JEN: Two seasons ago I was in Aspen with my coach, Elana Chase, and we were about to head to Summit County to do some early season halfpipe training when it started dumping in Aspen! We decided to stay and ski pow for three days. Ajax was empty the whole time, and we were skiing waist deep pow while everyone else was stuck in Summit waiting out the storm. Good times.
When did you guys start skiing competitively?
MATT: Well, I grew up playing hockey and other competitive sports, and then realized that skiing was the greatest sport ever. It seemed natural for me to enter competitions because at the time I understood sports through competition. In retrospect I realize you can be the strongest athlete in the world without ever stepping foot into a starting gate. I entered my first competition when I was 12 years old. It was a Thanksgiving big air competition at Sunday River, Maine around the time Simon Dumont was beginning his reign… he beat me pretty soundly.
JEN: I started competing in moguls when I was 12 years old (11 years ago!) and started competing in halfpipe when I was 16. Competing seemed like the best way to push myself in my athletic endeavors regardless of what they were. I started and I was hooked. It’s cool because you get to see how you compare to the other athletes, but you also learn a lot about yourself. Like how to control your emotions and not get in your own way.
What do you do when you’re not skiing?
MATT: I really enjoy surfing and mountain biking. I grew up in New England and the ocean was a major part of my childhood. Living in Colo. and Utah for the last five years has definitely made me miss the ocean and the lifestyle that goes with the coast. Whenever I can, I get to the ocean. Mountain biking helps me stay sane when I am in the mountains and there isn’t any snow. I also spend a lot of time training on water ramps in Park City, Utah or Lake Placid, N.Y. These water jump facilities help freestyle ski athletes keep their air awareness sharp during the off-season.
JEN: Skiing related things occupy the majority of my time, like photo shoots for Under Armour, guest speaking opportunities and pursuing new sponsors. Outside of that, I spend a lot of time traveling, biking, camping and during the summer I go to school at the University of Utah.
Got any tips for how to improve your skiing?

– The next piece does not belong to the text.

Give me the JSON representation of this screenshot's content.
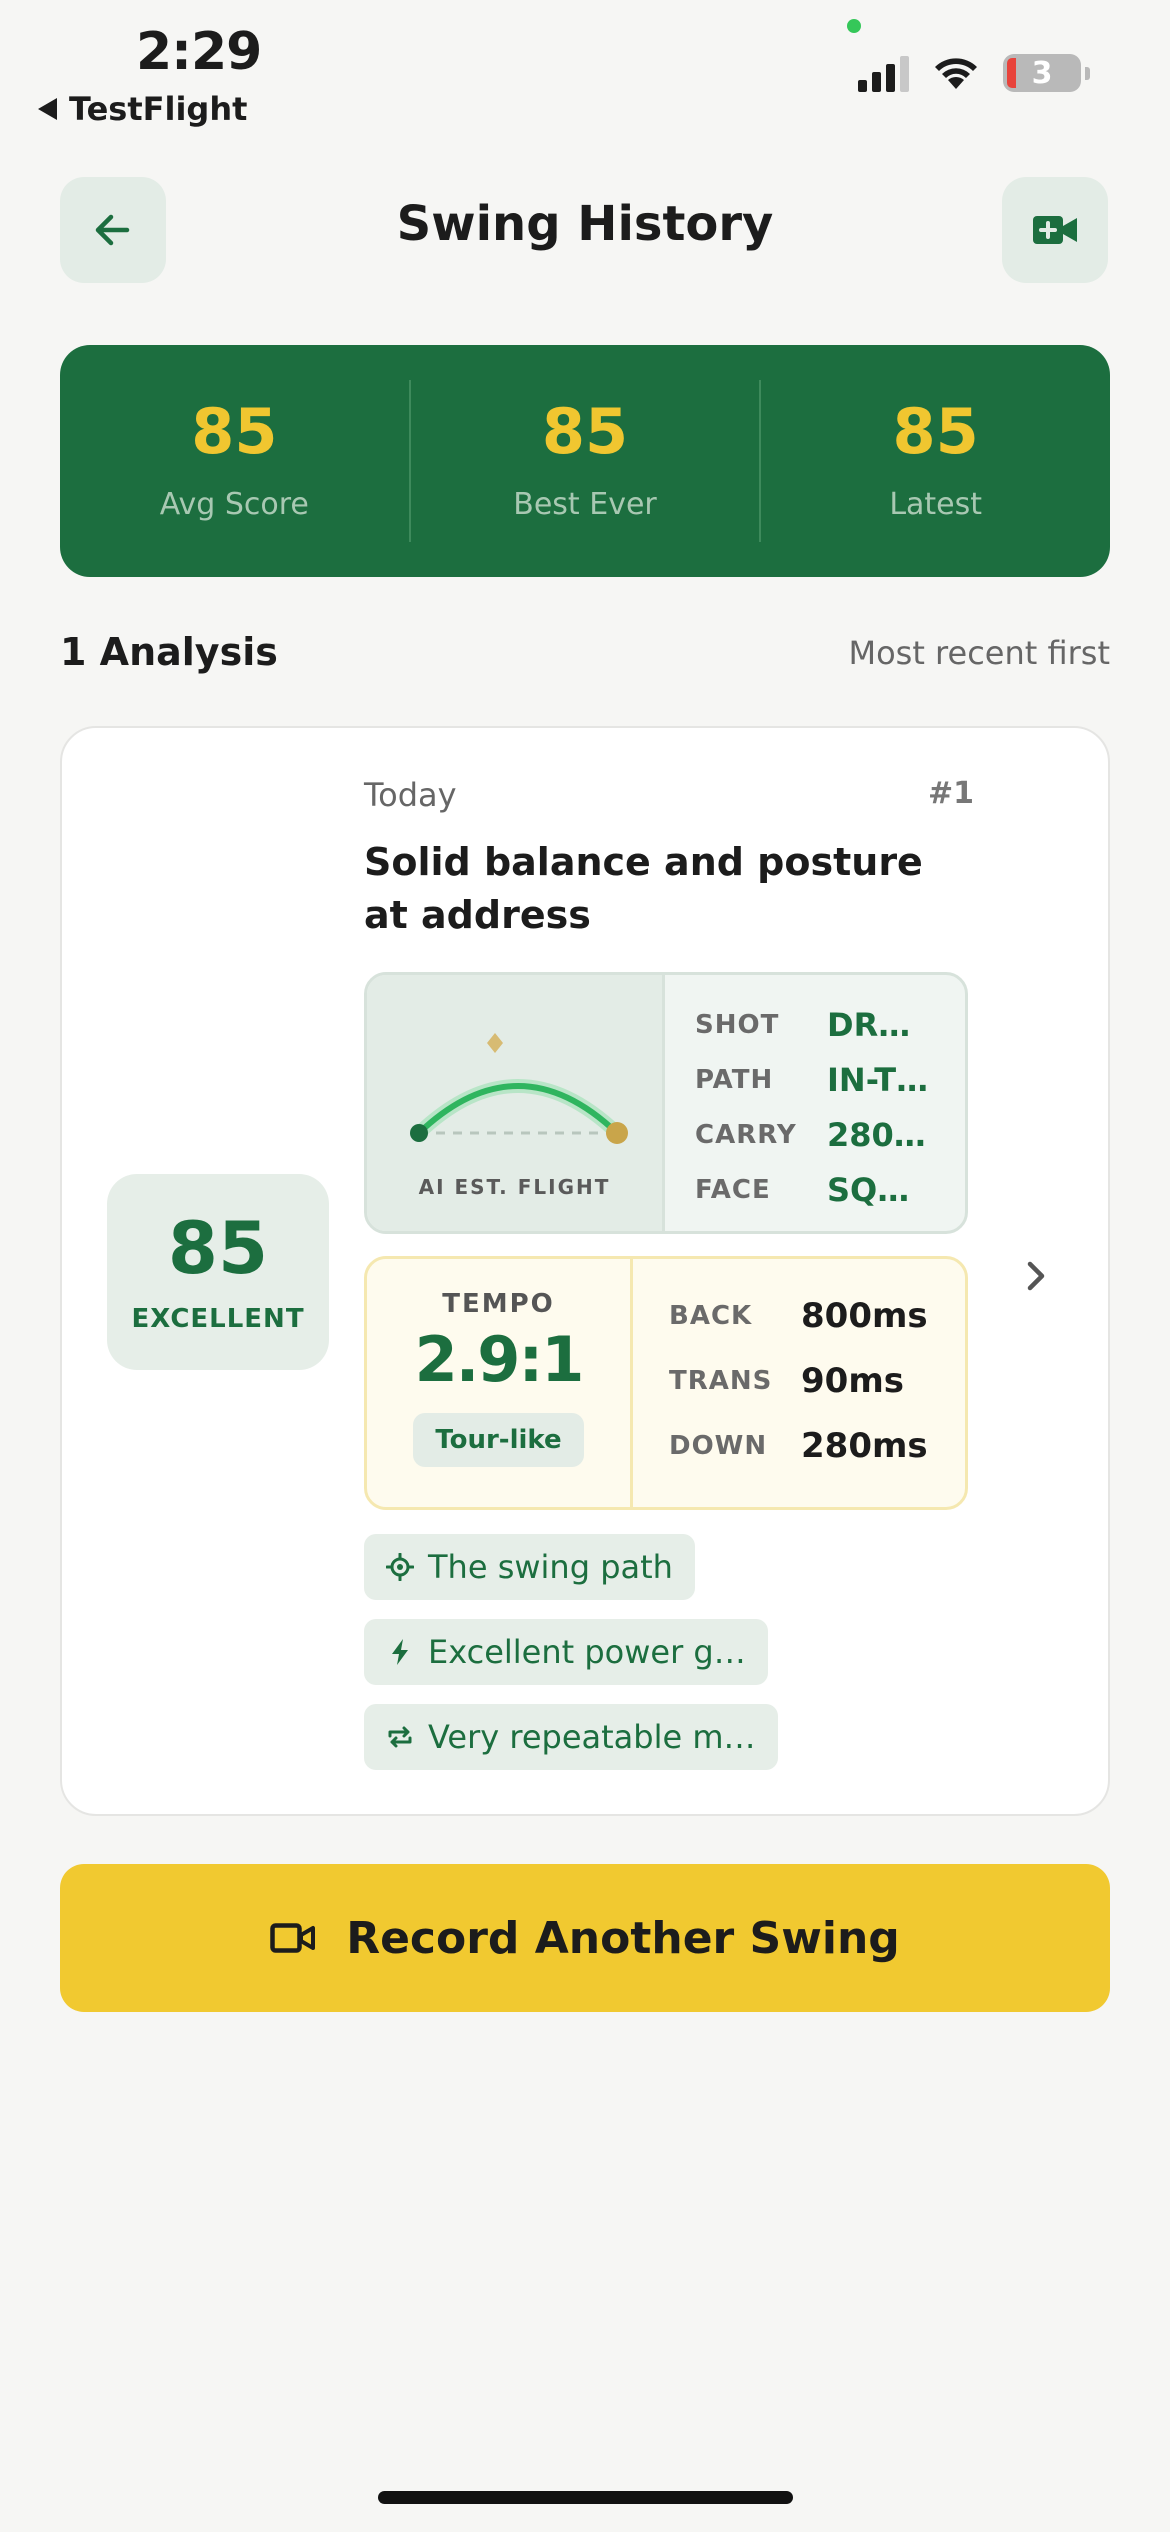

MATT: Two best tips I have: Stay forward and aggressive. Always be standing on your toes and pressure the front on the boot with your shin. Without a strong athletic position you are going to have a bad time. Two: explore different mountains. I feel that that is the one thing that I need to do more in my career. Yes, I have had the opportunity to ski at a lot of different resorts and locations worldwide, but when I am fully recovered I plan to ski a wider range of terrain and mountains.
JEN: Focus on your stance. Skis are designed to function in a very specific way, and turns are generated from the middle of the ski. Being in an athletic, forward and confident position on your skis is the best way control your equipment. This is especially helpful when skiing trees where you need to be able to turn quickly and respond to the obstacles you encounter. If you are leaning back on your skis defensively, you won’t be able to maneuver your skis quickly enough. My few words of wisdom in choosing a line is to approach with caution and never assume that what you see is what you’ll get. Lines can look more obvious head on, cliffs can look smaller, and snow can look deeper and better than what you find.